Ancient galaxy with a record star formation rate was found in the constellation Sextant

(ORDO NEWS) — American and European astronomers have found in the constellation Sextant a giant ancient galaxy, which in the first epochs of the existence of the Universe managed to form and reach a mass of 20 trillion Suns in just 500 million years – an almost impossible short time by the standards of cosmology. The article with the results of the study was accepted for publication by the Astrophysical Journal.

“Our observations have shown that, thanks to the ultra-fast rate of formation of new stars, the largest galaxies can grow unusually quickly. Now we need to understand whether the galaxy C1-23152 we discovered can be considered an exception or a typical example of what happened in the early Universe,” said Francesco la Barbera, astronomer of the Italian National Astrophysical Institute (INAF).

It is believed that the first galaxies appeared in the Universe about 300-400 million years after the Big Bang. Then its matter had time to cool down to temperatures at which cold clouds of gas can form. Stars are formed within these clouds.

At first, astronomers assumed that the first galaxies were relatively small and grew slowly. Recent discoveries show that this is actually not the case – large galaxies, which are dozens of times larger than the Milky Way, appeared already in the first billion years of the life of the Universe. The fact of their existence has become another big mystery for scientists.

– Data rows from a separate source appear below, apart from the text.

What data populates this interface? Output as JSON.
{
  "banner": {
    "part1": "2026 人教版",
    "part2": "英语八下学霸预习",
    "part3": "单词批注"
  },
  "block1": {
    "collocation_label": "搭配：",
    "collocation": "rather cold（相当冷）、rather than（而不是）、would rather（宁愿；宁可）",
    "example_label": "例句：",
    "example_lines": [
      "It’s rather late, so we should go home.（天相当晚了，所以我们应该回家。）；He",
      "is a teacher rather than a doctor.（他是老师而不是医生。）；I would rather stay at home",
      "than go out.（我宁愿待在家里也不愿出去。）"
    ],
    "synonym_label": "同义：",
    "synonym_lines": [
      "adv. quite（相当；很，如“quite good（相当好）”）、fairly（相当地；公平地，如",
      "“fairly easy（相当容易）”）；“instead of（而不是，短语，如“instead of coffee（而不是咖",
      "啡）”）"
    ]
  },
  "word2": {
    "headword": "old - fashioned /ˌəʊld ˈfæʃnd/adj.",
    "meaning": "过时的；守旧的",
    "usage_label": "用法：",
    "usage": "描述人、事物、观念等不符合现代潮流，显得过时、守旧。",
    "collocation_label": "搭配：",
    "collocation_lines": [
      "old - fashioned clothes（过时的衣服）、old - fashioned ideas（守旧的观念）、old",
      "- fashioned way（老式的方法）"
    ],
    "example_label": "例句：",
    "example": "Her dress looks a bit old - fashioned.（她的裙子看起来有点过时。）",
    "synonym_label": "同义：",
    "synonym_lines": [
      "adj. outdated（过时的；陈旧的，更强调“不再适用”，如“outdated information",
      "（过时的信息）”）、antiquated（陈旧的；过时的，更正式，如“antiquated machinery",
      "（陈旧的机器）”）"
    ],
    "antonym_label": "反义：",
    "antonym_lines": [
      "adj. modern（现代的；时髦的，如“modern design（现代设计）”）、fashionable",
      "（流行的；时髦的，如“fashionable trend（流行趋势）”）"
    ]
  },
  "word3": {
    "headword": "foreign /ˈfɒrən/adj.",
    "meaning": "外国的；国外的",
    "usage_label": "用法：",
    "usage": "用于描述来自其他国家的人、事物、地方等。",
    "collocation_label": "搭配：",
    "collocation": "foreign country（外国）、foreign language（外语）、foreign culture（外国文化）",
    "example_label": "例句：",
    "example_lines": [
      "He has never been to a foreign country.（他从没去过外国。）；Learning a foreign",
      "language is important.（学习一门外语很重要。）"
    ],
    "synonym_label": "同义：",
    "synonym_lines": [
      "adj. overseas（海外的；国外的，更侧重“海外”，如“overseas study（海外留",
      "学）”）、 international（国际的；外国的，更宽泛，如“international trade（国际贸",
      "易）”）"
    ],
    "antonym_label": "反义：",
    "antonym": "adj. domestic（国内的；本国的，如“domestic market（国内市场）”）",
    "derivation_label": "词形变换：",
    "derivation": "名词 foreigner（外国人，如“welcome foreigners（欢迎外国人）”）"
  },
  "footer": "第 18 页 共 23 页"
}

La Barbera and his colleagues found that galaxies in the early universe could grow even faster than Hubble’s observations of the oldest galaxies in the universe indicated, conducting a kind of “census” of stars in several recently discovered ancient galaxies. This conclusion of scientists was prompted by observations of galaxies, the light from which went to the Earth for almost 12 billion years. This means that we see them in the state in which they were approximately 1.93 billion years after the Big Bang.

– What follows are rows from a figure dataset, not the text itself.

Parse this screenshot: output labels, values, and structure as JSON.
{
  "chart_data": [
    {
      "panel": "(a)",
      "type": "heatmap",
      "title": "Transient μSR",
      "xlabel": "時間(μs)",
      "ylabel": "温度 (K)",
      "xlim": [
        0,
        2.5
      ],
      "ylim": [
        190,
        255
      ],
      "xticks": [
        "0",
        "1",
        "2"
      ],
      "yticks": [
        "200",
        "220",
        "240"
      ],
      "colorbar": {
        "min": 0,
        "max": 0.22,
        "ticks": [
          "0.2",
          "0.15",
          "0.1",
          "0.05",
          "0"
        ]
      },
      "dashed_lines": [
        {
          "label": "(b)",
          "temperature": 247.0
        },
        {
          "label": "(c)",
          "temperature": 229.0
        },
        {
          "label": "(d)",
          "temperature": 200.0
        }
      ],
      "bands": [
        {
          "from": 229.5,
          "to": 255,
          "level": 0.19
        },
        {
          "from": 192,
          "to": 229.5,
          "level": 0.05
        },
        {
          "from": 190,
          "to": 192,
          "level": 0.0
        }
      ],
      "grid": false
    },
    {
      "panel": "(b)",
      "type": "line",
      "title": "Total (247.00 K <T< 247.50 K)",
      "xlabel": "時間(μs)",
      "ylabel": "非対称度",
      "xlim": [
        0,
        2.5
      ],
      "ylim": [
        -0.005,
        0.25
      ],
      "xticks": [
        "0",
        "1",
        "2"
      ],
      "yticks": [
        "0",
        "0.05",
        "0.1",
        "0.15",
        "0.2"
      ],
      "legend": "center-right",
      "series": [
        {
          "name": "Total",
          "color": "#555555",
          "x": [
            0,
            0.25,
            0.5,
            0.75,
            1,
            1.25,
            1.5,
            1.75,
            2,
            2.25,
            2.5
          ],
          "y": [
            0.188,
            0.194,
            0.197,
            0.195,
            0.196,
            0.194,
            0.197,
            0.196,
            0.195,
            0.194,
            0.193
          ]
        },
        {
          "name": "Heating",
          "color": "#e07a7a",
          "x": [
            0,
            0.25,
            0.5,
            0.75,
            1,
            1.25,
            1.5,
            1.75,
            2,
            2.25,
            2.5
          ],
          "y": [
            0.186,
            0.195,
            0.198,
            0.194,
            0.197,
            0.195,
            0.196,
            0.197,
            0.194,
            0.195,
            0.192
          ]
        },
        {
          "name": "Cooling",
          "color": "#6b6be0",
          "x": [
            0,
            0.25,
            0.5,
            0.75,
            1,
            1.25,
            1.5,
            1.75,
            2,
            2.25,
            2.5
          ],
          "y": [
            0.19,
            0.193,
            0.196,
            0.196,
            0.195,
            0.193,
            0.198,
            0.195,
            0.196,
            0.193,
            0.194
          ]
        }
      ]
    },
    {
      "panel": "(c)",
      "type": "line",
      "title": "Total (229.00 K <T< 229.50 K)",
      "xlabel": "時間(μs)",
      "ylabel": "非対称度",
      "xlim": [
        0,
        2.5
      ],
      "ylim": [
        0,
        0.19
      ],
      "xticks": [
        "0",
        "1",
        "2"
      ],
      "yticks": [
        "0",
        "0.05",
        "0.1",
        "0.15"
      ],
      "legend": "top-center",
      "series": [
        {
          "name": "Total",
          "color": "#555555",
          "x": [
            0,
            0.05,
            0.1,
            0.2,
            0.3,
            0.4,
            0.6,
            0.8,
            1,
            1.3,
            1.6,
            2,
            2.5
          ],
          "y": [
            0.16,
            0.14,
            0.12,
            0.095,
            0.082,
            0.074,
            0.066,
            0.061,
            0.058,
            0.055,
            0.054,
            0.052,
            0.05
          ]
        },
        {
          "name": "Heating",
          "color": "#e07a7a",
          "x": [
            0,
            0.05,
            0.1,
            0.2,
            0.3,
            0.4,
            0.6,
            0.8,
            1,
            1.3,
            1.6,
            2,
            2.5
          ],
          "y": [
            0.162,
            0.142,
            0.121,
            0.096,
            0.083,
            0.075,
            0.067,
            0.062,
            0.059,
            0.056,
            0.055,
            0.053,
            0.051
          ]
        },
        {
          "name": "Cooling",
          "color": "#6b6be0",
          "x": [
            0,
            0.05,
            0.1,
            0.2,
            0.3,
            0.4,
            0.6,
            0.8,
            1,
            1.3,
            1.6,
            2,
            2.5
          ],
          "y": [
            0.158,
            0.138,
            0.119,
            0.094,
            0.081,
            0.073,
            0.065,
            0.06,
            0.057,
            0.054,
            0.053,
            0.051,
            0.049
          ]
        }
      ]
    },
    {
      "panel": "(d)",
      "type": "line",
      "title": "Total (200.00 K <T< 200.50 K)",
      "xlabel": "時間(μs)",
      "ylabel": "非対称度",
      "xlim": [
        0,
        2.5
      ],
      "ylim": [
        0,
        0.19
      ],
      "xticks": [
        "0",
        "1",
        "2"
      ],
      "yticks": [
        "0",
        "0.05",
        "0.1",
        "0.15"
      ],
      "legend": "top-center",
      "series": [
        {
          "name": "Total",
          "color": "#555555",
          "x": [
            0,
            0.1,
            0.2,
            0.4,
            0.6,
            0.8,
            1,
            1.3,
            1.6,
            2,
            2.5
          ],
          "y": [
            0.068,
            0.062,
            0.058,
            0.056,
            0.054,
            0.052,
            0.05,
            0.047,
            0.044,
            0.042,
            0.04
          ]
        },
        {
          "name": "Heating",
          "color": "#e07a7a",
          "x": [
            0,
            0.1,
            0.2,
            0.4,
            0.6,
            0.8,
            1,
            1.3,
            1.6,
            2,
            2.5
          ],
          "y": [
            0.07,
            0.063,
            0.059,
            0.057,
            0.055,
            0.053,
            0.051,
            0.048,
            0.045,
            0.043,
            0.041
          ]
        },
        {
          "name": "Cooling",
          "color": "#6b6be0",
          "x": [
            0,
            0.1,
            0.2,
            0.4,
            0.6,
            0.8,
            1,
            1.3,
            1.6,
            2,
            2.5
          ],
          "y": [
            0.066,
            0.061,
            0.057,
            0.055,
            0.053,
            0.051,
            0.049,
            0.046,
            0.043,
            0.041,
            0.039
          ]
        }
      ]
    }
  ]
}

Astronomers have tried to determine how fast these galaxies formed stars, how often these galaxies collided with neighboring star clusters and consumed them. To do this, scientists analyzed the spectrum of these galaxies using the LBT binocular telescope, which is installed at the top of Mount Graham in the southern United States, as well as their other properties.

Astronomers roughly estimated how many stars were in these galaxies. During the work, scientists unexpectedly found out that one of such objects, the elliptical galaxy C1-23152 from the constellation Sextant, was formed in a very short time – about 500-600 million years.

This is supported, in particular, by the fact that the average age of stars inside C1-23152 does not exceed 400 million years. This is evidenced by some features of the spectrum of this galaxy. They indicate that the stars in C1-23152 were forming at a record speed. On average, tens and hundreds of new stars were formed in it every year, the total mass of which exceeded the solar mass by about 450 times. These rates of star formation are hundreds of times higher than those observed in the Milky Way and its neighbors.

Interestingly, scientists have not found a single hint that over the entire 500 million years of its existence, C1-23152 collided with neighboring galaxies or absorbed them. This suggests that it “alone” reached a mass about 20 trillion times the solar mass. Previously, this was considered impossible in principle. Astronomers suggest that this was due to the fact that C1-23152 was formed as a result of the collision of several superdense clouds of gas, the existence of which was possible only in the first epochs after the Big Bang.

An equally big mystery for scientists was why the star formation processes in this galaxy, about 600 million years after its appearance, abruptly stopped. La Barbera and his colleagues hope that further observations of C1-23152, as well as similar research for other largest galaxies in the early universe, will help answer both of these questions.